Die Zahl der Kreditbanken nahm um netto acht auf 366 Institute ab, wobei ausländische Banken um unter dem Strich vier auf 181 abnahmen. Das Minus kommt durch 18 Zu- und 22 Abgänge zustande, wobei von Letzteren 18 auf Filialen britischer Institute entfielen. Im laufenden Jahr seien hier weitere Abschiede zu erwarten, kündigt die Bundesbank an: „Zahlreiche Zweigniederlassungen britischer Kreditinstitute und Wertpapierhandelsunternehmen hatten allerdings zum Jahresende 2020 ihren EU-Pass noch nicht zurückgegeben, sie werden erst im Jahr 2021 als Abgänge gezählt.“
Zu Schließungen ermuntert
Der seit Jahrzehnten zu beobachtende Filialabbau deutscher Banken und Sparkassen beschleunigte sich nochmals. Unklar blieb am Dienstag allein, in welchem Ausmaß: Nach ersten Angaben der Bundesbank wurden 3079 mit Mitarbeitern besetzte Zweigstellen geschlossen, was dem Zweieinhalbfachen der Zahl im Jahr davor entspräche. Die Zahl der Filialen hätte sich damit um 11,5% auf 23588 verringert.
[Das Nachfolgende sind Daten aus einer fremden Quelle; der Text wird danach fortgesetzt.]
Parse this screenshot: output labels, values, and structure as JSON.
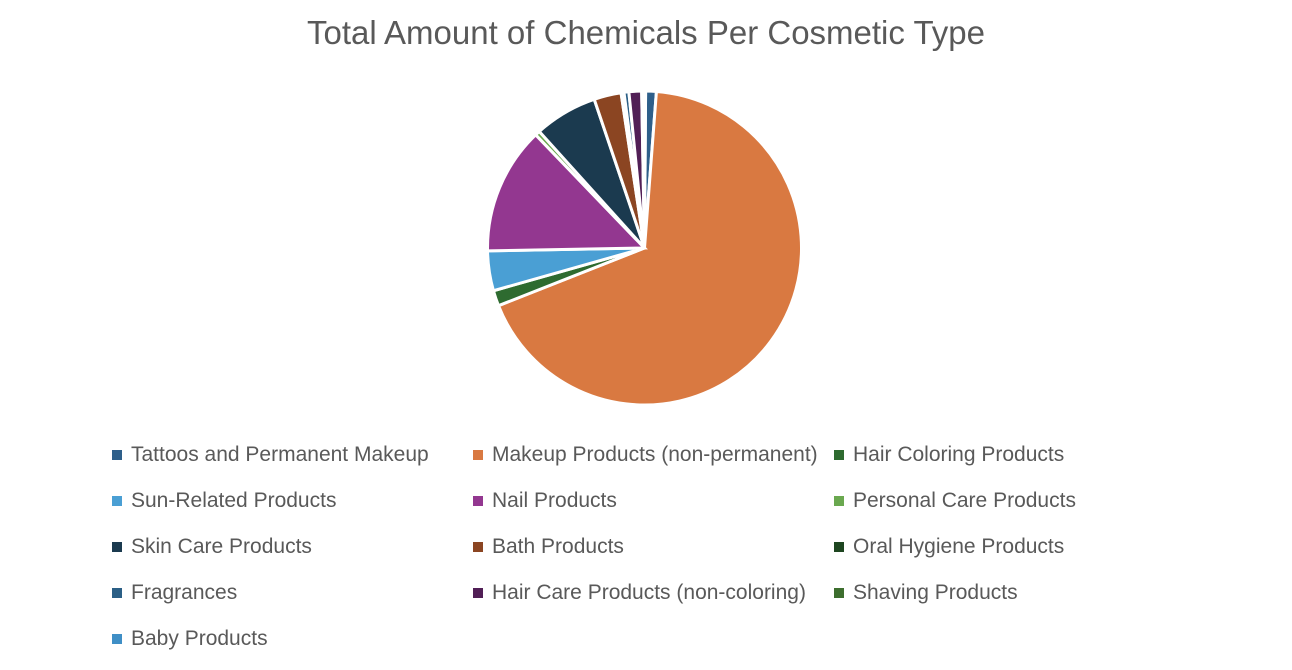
{
  "chart_data": {
    "type": "pie",
    "title": "Total Amount of Chemicals Per Cosmetic Type",
    "unit": "percent share (estimated)",
    "legend_position": "bottom",
    "slices": [
      {
        "label": "Tattoos and Permanent Makeup",
        "value": 1.1,
        "color": "#2e5f8a"
      },
      {
        "label": "Makeup Products (non-permanent)",
        "value": 67.8,
        "color": "#d97941"
      },
      {
        "label": "Hair Coloring Products",
        "value": 1.6,
        "color": "#2e6b30"
      },
      {
        "label": "Sun-Related Products",
        "value": 4.1,
        "color": "#4a9fd4"
      },
      {
        "label": "Nail Products",
        "value": 13.1,
        "color": "#933790"
      },
      {
        "label": "Personal Care Products",
        "value": 0.5,
        "color": "#6aa84f"
      },
      {
        "label": "Skin Care Products",
        "value": 6.5,
        "color": "#1b3a4f"
      },
      {
        "label": "Bath Products",
        "value": 2.8,
        "color": "#8b4522"
      },
      {
        "label": "Oral Hygiene Products",
        "value": 0.3,
        "color": "#1e4620"
      },
      {
        "label": "Fragrances",
        "value": 0.5,
        "color": "#2b5f86"
      },
      {
        "label": "Hair Care Products (non-coloring)",
        "value": 1.3,
        "color": "#511f56"
      },
      {
        "label": "Shaving Products",
        "value": 0.2,
        "color": "#3d6e2e"
      },
      {
        "label": "Baby Products",
        "value": 0.2,
        "color": "#3f8fc6"
      }
    ]
  }
}
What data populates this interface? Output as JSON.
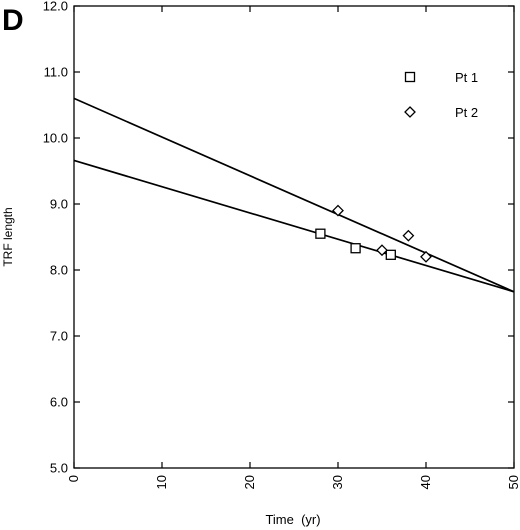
{
  "chart_data": {
    "type": "scatter",
    "panel_label": "D",
    "xlabel": "Time  (yr)",
    "ylabel": "TRF length",
    "xlim": [
      0,
      50
    ],
    "ylim": [
      5.0,
      12.0
    ],
    "x_ticks": [
      0,
      10,
      20,
      30,
      40,
      50
    ],
    "y_ticks": [
      5.0,
      6.0,
      7.0,
      8.0,
      9.0,
      10.0,
      11.0,
      12.0
    ],
    "y_tick_labels": [
      "5.0",
      "6.0",
      "7.0",
      "8.0",
      "9.0",
      "10.0",
      "11.0",
      "12.0"
    ],
    "grid": false,
    "legend_position": "top-right",
    "series": [
      {
        "name": "Pt 1",
        "marker": "square",
        "points": [
          [
            28,
            8.55
          ],
          [
            32,
            8.33
          ],
          [
            36,
            8.23
          ]
        ],
        "fit_line": [
          [
            0,
            9.66
          ],
          [
            50,
            7.67
          ]
        ]
      },
      {
        "name": "Pt 2",
        "marker": "diamond",
        "points": [
          [
            30,
            8.9
          ],
          [
            35,
            8.3
          ],
          [
            38,
            8.52
          ],
          [
            40,
            8.2
          ]
        ],
        "fit_line": [
          [
            0,
            10.6
          ],
          [
            50,
            7.67
          ]
        ]
      }
    ]
  }
}
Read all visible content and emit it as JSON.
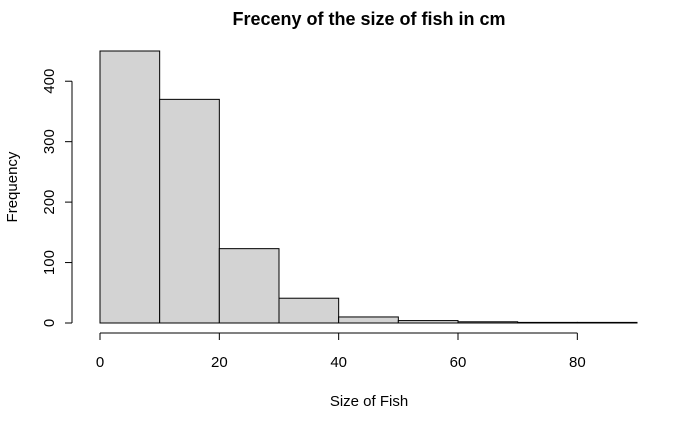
{
  "chart_data": {
    "type": "histogram",
    "title": "Freceny of the size of fish in cm",
    "x_label": "Size of Fish",
    "y_label": "Frequency",
    "bins": [
      0,
      10,
      20,
      30,
      40,
      50,
      60,
      70,
      80,
      90
    ],
    "values": [
      450,
      370,
      123,
      41,
      10,
      4,
      2,
      1,
      1
    ],
    "color": "#d3d3d3",
    "edge_color": "#000000",
    "xlim": [
      0,
      90
    ],
    "xticks": [
      0,
      20,
      40,
      60,
      80
    ],
    "ylim": [
      0,
      450
    ],
    "yticks": [
      0,
      100,
      200,
      300,
      400
    ],
    "grid": false
  }
}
Den Abbau von gut einem Zehntel aller Filialen in einem Jahr erklärte die Zentralbank am Dienstag mit einer verstärkten Nutzung von Online- und Mobile Banking sowie starkem Kostendruck in einem wettbewerbsintensiven Umfeld. Die Corona-Pandemie habe diese Entwicklung spürbar beschleunigt. Ein Übriges hätten die umfassenden Umstrukturierungen der Großbanken getan.
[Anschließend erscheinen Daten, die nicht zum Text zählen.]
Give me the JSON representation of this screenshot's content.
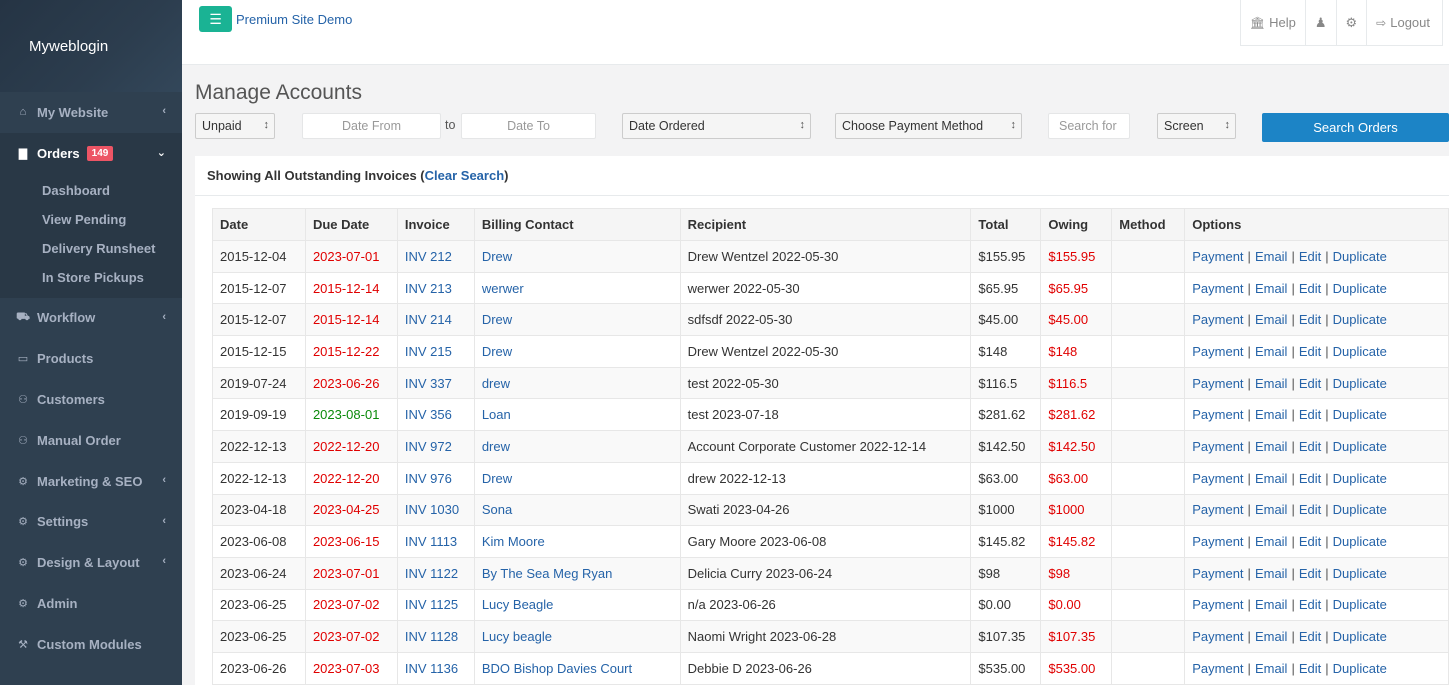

Im Tagesverlauf stellte allerdings die Deutsche Bank, die alleine laut Bundesbank 1381 Filialen dicht machte, insgesamt allerdings nur 1300 Bankstellen zählt, die Angaben der Zentralbank in Abrede. Tatsächlich habe das Institut im vergangenen Jahr nur 39 Zweigstellen geschlossen, von denen 25 auf die Postbank sowie 14 auf die Deutsche Bank entfallen seien, erklärte ein Sprecher. Im laufenden Jahr sollten 97 Filialen unter der Marke der Deutschen Bank sowie 50 Postbank-Zweigstellen schließen. Am Abend räumte die Bundesbank einen Fehler bei den Angaben zum Filialnetz der Deutschen Bank ein und kündigte spätestens für den heutigen Mittwoch eine korrigierte Fassung an. Auch auf Basis der von der Deutschen Bank genannten Zahl ergibt sich insgesamt gleichwohl eine Beschleunigung des Filialabbaus. So gab die Commerzbank nach Angaben der Bundesbank mehr als ein Sechstel ihrer Niederlassungen auf. Diese Entwicklung werde sich nach den bisher veröffentlichten Plänen der Bank fortsetzen, schreibt die Bundesbank. Von den einst 1000 Commerzbank-Filialen wird nur rund die Hälfte übrig bleiben. Im Sparkassensektor wurden 679 Filialen aufgegeben. Mit 8528 Niederlassungen verfüge die Finanzgruppe über einen Anteil von 36,2% an allen inländischen Zweigstellen, hieß es. Die Genossenschaftsbanken unterhalten mit zu Jahresbeginn noch 7778 Filialen 706 weniger als ein Jahr zuvor. Ihr Anteil an den Filialen ist mit 33,0% der zweithöchste.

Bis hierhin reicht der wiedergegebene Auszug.